Das Microsoft .NET Framework beherbergt unter anderem eine Laufzeitumgebung, eine Sammlungen von Klassenbibliotheken, Programmierschnittstellen sowie einige Dienstprogramme.

Microsoft .NET Framework Logo

Das ist neu

Das hiesige Update 4.7 ist eine Ergänzung zum Microsoft .NET Framework 4, 4.5, 4.5.1, 4.5.2, 4.6, 4.6.1 und 4.6.2 und enthält zahlreiche Bugfixes und Neuerungen. Dazu zählen die Unterstützung von High-DPI-Monitoren im Toolkit Windows Forms und von Touch-Eingaben in WPF-Anwendungen (Windows Presentation Foundation) unter Windows 10 sowie verbesserte Kryptographie-Funktionen.

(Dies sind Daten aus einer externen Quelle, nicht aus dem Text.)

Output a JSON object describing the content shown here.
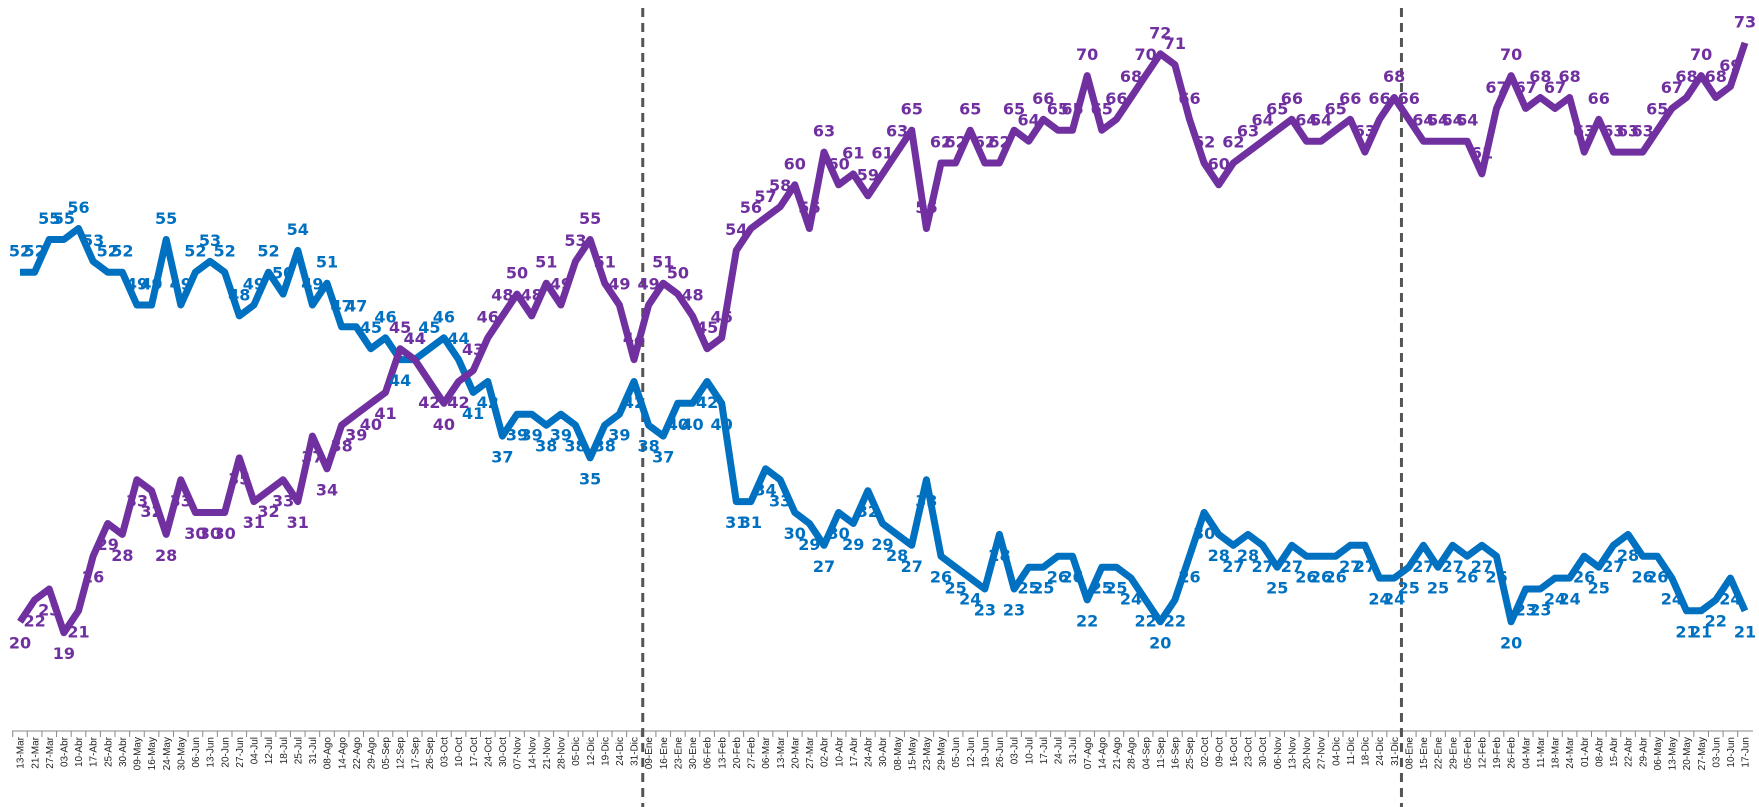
{
  "chart_data": {
    "type": "line",
    "categories": [
      "13-Mar",
      "21-Mar",
      "27-Mar",
      "03-Abr",
      "10-Abr",
      "17-Abr",
      "25-Abr",
      "30-Abr",
      "09-May",
      "16-May",
      "24-May",
      "30-May",
      "06-Jun",
      "13-Jun",
      "20-Jun",
      "27-Jun",
      "04-Jul",
      "12-Jul",
      "18-Jul",
      "25-Jul",
      "31-Jul",
      "08-Ago",
      "14-Ago",
      "22-Ago",
      "29-Ago",
      "05-Sep",
      "12-Sep",
      "17-Sep",
      "26-Sep",
      "03-Oct",
      "10-Oct",
      "17-Oct",
      "24-Oct",
      "30-Oct",
      "07-Nov",
      "14-Nov",
      "21-Nov",
      "28-Nov",
      "05-Dic",
      "12-Dic",
      "19-Dic",
      "24-Dic",
      "31-Dic",
      "09-Ene",
      "16-Ene",
      "23-Ene",
      "30-Ene",
      "06-Feb",
      "13-Feb",
      "20-Feb",
      "27-Feb",
      "06-Mar",
      "13-Mar",
      "20-Mar",
      "27-Mar",
      "02-Abr",
      "10-Abr",
      "17-Abr",
      "24-Abr",
      "30-Abr",
      "08-May",
      "15-May",
      "23-May",
      "29-May",
      "05-Jun",
      "12-Jun",
      "19-Jun",
      "26-Jun",
      "03-Jul",
      "10-Jul",
      "17-Jul",
      "24-Jul",
      "31-Jul",
      "07-Ago",
      "14-Ago",
      "21-Ago",
      "28-Ago",
      "04-Sep",
      "11-Sep",
      "16-Sep",
      "25-Sep",
      "02-Oct",
      "09-Oct",
      "16-Oct",
      "23-Oct",
      "30-Oct",
      "06-Nov",
      "13-Nov",
      "20-Nov",
      "27-Nov",
      "04-Dic",
      "11-Dic",
      "18-Dic",
      "24-Dic",
      "31-Dic",
      "08-Ene",
      "15-Ene",
      "22-Ene",
      "29-Ene",
      "05-Feb",
      "12-Feb",
      "19-Feb",
      "26-Feb",
      "04-Mar",
      "11-Mar",
      "18-Mar",
      "24-Mar",
      "01-Abr",
      "08-Abr",
      "15-Abr",
      "22-Abr",
      "29-Abr",
      "06-May",
      "13-May",
      "20-May",
      "27-May",
      "03-Jun",
      "10-Jun",
      "17-Jun"
    ],
    "series": [
      {
        "color": "#0070c0",
        "values": [
          52,
          52,
          55,
          55,
          56,
          53,
          52,
          52,
          49,
          49,
          55,
          49,
          52,
          53,
          52,
          48,
          49,
          52,
          50,
          54,
          49,
          51,
          47,
          47,
          45,
          46,
          44,
          44,
          45,
          46,
          44,
          41,
          42,
          37,
          39,
          39,
          38,
          39,
          38,
          35,
          38,
          39,
          42,
          38,
          37,
          40,
          40,
          42,
          40,
          31,
          31,
          34,
          33,
          30,
          29,
          27,
          30,
          29,
          32,
          29,
          28,
          27,
          33,
          26,
          25,
          24,
          23,
          28,
          23,
          25,
          25,
          26,
          26,
          22,
          25,
          25,
          24,
          22,
          20,
          22,
          26,
          30,
          28,
          27,
          28,
          27,
          25,
          27,
          26,
          26,
          26,
          27,
          27,
          24,
          24,
          25,
          27,
          25,
          27,
          26,
          27,
          26,
          20,
          23,
          23,
          24,
          24,
          26,
          25,
          27,
          28,
          26,
          26,
          24,
          21,
          21,
          22,
          24,
          21
        ]
      },
      {
        "color": "#7030a0",
        "values": [
          20,
          22,
          23,
          19,
          21,
          26,
          29,
          28,
          33,
          32,
          28,
          33,
          30,
          30,
          30,
          35,
          31,
          32,
          33,
          31,
          37,
          34,
          38,
          39,
          40,
          41,
          45,
          44,
          42,
          40,
          42,
          43,
          46,
          48,
          50,
          48,
          51,
          49,
          53,
          55,
          51,
          49,
          44,
          49,
          51,
          50,
          48,
          45,
          46,
          54,
          56,
          57,
          58,
          60,
          56,
          63,
          60,
          61,
          59,
          61,
          63,
          65,
          56,
          62,
          62,
          65,
          62,
          62,
          65,
          64,
          66,
          65,
          65,
          70,
          65,
          66,
          68,
          70,
          72,
          71,
          66,
          62,
          60,
          62,
          63,
          64,
          65,
          66,
          64,
          64,
          65,
          66,
          63,
          66,
          68,
          66,
          64,
          64,
          64,
          64,
          61,
          67,
          70,
          67,
          68,
          67,
          68,
          63,
          66,
          63,
          63,
          63,
          65,
          67,
          68,
          70,
          68,
          69,
          73
        ]
      }
    ],
    "ylim": [
      10,
      75
    ],
    "grid": false
  }
}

Details zu diesen und sämtlichen weiteren Neuerungen können den offiziellen Release Notes entnommen werden.

Systemanforderungen

Kompatibel ist das Update zu OS-Versionen Windows 10, Windows 7 Service Pack 1, Windows 8.1, Windows Server 2008 R2 SP1, Windows Server 2012, Windows Server 2012 R2 und Windows Server 2016. Für die Entwicklung von Anwendungen auf .NET-Basis bietet das Unternehmen die Entwicklungsumgebung Visual Studio an.